Ülkemizde aslında şeker pancarından ve şeker kamışından elde edilen glikozun (şeker) kullanılması gerekir.
Türkiye şeker üretimi açısından kendine yetebilen bir ülkedir. Kurulu şeker fabrikalarımızın kapasitesi 2.5 milyon ton civarında, şeker tüketimimiz ise 1.8-2.0 milyon ton düzeylerindedir. Şeker fabrikalarımız tam kapasite çalışabilse yaklaşık 600 bin ton şeker fazlası oluşacaktır. Ülkemizde de şekerin tonu tıpkı Fransa’da olduğu gibi 600 dolara üretilmektedir. Bu 600 bin tonluk şeker fazlası 300 dolardan dünya piyasalarına verilse 180 milyon dolarlık bir açık oluşacaktır. İç piyasadaki şekerin perakende satış fiyatına yaklaşık 9 centlik bir ilave yapılmak suretiyle devlete hiçbir yük bindirmeden tıpkı Fransa’da olduğu gibi bu açık kolaylıkla halledilebilir. Ayrıca dış piyasaya verilen şekerden elde edilecek 180 milyon dolar da yine halkın hizmetine harcanacaktır.
Şeker pancarı tarımının faydalarını aşağıdaki gibi özetlemek mümkündür:
Şeker pancarı tarımı ile yaklaşık 500 bin çiftçi ailesi uğraşmaktadır. Hane halkı düzeyinde bu sayı yaklaşık 2.5 milyon kişiye karşılık gelmektedir.

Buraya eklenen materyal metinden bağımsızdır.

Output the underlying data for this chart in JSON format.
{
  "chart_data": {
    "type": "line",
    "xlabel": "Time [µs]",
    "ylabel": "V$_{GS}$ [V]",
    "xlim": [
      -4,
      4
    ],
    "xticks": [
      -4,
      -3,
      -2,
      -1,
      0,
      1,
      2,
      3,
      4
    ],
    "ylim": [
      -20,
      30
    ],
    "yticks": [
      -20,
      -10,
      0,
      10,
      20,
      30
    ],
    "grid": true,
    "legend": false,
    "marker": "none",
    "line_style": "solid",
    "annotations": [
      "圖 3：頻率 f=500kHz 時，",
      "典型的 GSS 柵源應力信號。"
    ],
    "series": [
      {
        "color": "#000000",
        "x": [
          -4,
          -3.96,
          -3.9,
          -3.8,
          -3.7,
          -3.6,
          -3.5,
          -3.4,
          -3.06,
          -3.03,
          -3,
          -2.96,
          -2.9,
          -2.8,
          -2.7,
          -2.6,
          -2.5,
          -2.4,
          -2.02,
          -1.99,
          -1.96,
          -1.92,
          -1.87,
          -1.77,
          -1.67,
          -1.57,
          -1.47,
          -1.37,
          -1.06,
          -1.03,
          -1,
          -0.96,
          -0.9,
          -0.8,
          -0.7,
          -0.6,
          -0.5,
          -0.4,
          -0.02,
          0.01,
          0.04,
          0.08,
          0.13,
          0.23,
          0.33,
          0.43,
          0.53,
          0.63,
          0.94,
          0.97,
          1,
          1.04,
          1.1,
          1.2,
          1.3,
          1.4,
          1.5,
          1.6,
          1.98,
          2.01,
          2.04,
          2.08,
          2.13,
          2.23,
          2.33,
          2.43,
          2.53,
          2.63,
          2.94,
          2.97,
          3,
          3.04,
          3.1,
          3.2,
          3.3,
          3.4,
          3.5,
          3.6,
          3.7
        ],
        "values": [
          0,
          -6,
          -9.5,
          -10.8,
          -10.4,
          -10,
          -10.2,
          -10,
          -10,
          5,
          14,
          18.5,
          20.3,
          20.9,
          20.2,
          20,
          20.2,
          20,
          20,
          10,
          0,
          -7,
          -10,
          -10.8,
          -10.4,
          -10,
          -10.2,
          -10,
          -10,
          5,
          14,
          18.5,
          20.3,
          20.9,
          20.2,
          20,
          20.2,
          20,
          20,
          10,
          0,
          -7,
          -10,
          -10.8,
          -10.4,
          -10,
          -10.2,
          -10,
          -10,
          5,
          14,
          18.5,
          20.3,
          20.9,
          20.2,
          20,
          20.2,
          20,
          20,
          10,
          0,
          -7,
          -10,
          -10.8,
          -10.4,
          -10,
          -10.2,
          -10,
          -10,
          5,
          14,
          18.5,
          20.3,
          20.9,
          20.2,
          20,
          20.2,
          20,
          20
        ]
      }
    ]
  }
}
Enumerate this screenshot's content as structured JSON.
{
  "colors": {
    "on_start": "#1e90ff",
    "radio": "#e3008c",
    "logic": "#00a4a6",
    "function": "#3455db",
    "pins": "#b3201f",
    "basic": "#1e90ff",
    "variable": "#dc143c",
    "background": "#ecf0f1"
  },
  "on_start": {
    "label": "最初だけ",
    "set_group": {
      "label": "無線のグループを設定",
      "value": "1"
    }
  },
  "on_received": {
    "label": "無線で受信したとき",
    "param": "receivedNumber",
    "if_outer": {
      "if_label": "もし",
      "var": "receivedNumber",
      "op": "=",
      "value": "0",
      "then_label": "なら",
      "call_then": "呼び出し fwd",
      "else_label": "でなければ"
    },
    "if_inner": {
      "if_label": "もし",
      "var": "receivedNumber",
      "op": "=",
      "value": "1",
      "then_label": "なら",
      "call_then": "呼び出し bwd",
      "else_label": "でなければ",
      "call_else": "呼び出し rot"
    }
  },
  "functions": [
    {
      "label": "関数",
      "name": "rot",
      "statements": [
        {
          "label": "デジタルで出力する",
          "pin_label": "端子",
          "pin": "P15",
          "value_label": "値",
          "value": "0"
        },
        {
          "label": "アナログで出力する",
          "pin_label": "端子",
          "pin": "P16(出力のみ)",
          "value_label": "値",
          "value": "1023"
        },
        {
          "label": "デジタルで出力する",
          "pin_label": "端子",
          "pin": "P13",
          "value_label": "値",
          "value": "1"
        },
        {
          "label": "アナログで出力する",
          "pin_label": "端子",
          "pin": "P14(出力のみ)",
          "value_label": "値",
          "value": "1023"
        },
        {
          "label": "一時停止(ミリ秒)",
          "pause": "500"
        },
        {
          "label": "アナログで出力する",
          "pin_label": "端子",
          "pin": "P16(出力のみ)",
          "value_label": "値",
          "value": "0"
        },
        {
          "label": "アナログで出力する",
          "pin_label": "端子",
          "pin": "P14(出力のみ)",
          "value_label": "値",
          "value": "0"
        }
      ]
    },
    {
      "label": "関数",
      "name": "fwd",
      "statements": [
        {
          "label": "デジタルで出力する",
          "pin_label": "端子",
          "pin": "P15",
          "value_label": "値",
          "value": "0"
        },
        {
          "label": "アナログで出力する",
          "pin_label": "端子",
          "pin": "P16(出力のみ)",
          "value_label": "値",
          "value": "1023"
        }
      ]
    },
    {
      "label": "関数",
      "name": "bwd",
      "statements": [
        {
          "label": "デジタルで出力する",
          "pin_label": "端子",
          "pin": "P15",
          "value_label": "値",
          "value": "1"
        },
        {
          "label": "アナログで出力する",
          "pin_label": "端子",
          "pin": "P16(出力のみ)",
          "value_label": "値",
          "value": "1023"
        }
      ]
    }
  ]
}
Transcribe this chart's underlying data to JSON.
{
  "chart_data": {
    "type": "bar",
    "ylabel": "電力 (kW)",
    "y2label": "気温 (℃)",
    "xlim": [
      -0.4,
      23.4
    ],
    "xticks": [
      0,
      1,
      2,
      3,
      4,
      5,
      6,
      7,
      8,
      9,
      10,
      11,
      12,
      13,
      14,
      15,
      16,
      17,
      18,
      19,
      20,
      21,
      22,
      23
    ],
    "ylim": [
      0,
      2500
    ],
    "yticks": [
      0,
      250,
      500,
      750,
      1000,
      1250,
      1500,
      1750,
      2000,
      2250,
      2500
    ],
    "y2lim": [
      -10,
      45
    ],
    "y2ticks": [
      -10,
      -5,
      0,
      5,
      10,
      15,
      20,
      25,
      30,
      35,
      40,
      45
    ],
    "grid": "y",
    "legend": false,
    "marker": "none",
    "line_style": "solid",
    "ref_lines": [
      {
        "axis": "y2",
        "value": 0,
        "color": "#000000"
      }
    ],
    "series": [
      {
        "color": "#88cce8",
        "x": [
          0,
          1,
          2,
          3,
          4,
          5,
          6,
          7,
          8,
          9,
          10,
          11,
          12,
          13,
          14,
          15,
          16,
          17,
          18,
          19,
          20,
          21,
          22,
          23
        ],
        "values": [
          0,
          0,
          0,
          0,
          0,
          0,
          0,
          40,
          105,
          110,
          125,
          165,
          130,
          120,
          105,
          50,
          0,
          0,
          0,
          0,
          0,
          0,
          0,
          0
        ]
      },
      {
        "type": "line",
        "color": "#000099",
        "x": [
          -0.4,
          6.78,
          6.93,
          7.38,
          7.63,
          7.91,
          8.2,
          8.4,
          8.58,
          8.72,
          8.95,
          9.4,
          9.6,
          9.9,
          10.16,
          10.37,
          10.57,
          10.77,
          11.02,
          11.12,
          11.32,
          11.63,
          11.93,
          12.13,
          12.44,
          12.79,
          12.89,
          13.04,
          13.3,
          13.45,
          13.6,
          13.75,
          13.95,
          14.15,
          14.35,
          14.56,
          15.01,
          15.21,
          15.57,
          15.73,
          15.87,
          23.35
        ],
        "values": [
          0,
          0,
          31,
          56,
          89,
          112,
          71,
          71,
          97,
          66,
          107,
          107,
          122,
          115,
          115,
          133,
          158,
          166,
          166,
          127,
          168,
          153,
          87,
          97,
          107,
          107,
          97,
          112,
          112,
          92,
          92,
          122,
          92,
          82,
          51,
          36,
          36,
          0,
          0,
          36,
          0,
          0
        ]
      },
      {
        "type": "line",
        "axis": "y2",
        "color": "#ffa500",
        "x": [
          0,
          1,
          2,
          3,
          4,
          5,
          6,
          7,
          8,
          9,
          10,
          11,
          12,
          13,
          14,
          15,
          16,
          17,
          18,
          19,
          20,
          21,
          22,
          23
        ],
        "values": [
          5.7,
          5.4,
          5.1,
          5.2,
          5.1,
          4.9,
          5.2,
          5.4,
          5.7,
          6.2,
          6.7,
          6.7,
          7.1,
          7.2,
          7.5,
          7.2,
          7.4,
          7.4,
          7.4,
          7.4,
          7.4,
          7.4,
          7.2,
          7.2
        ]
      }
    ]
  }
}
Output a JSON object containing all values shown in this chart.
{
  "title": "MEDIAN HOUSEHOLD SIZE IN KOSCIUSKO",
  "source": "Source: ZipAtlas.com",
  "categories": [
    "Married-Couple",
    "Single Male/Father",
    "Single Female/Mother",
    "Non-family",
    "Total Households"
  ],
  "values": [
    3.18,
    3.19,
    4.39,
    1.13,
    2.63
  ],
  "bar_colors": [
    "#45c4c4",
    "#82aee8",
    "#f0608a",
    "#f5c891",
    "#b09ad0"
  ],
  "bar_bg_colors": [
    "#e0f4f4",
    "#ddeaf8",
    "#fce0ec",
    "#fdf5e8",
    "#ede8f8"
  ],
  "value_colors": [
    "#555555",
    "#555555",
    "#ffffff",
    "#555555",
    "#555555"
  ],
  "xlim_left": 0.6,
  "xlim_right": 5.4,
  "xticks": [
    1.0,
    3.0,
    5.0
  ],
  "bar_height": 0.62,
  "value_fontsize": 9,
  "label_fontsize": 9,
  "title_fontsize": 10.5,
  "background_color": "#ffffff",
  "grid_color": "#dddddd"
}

Kırsal kesimde ayçiçeği tarımına göre 4.4 kat, buğday tarımına göre 18 kat daha fazla istihdam oluşturur.
Şeker fabrikalarında yaklaşık 30 bin kişi çalışmaktadır.
Şeker pancarı tarımı, sağladığı yüksek istihdam ile köyden kente göçün hızını kesmektedir.
Şeker pancarı çiftçisi devlete hiç yük olmadan 170 bin hektar kıraç tarım arazisini tamamıyla kendi yatırımı ile sulu tarıma kazandırmıştır. Devletin bu kazancının parasal karşılığı 340 milyon dolardır.
Şeker pancarı üretimi için ton başına yapılan harcama buğdaydan 3.7 kat, ayçiçeğinden 7 kat daha düşüktür. Buna karşın birim alanda buğdaydan 3.3 kat, ayçiçeğinden 2 kat daha fazla katma değer yaratmaktadır.
Şeker pancarı tarımı buğdaydan 1.5 kat, ayçiçeğinden 1.9 kat daha fazla makine kullanımına olanak sağlar.
Şeker pancarının baş, yaprak, posa ve melası ucuz hayvan yemi olarak kullanılmaktadır.
Şeker pancarının fabrikada işlenmesi sonucu elde edilen melas, maya sanayiinin ana hammaddesidir. Melastan üretilen maya 80 ülkeye ihraç edilerek döviz girdisi sağlamaktadır.
1 dekar şeker pancarı, taşımacılık sektörüne 5.7 ton yük sağlar. Türkşeker, 2000 yılında taşımacılık sektörüne 15 milyon ton yük sağlayarak 57 trilyon TL ödeme yapmıştır.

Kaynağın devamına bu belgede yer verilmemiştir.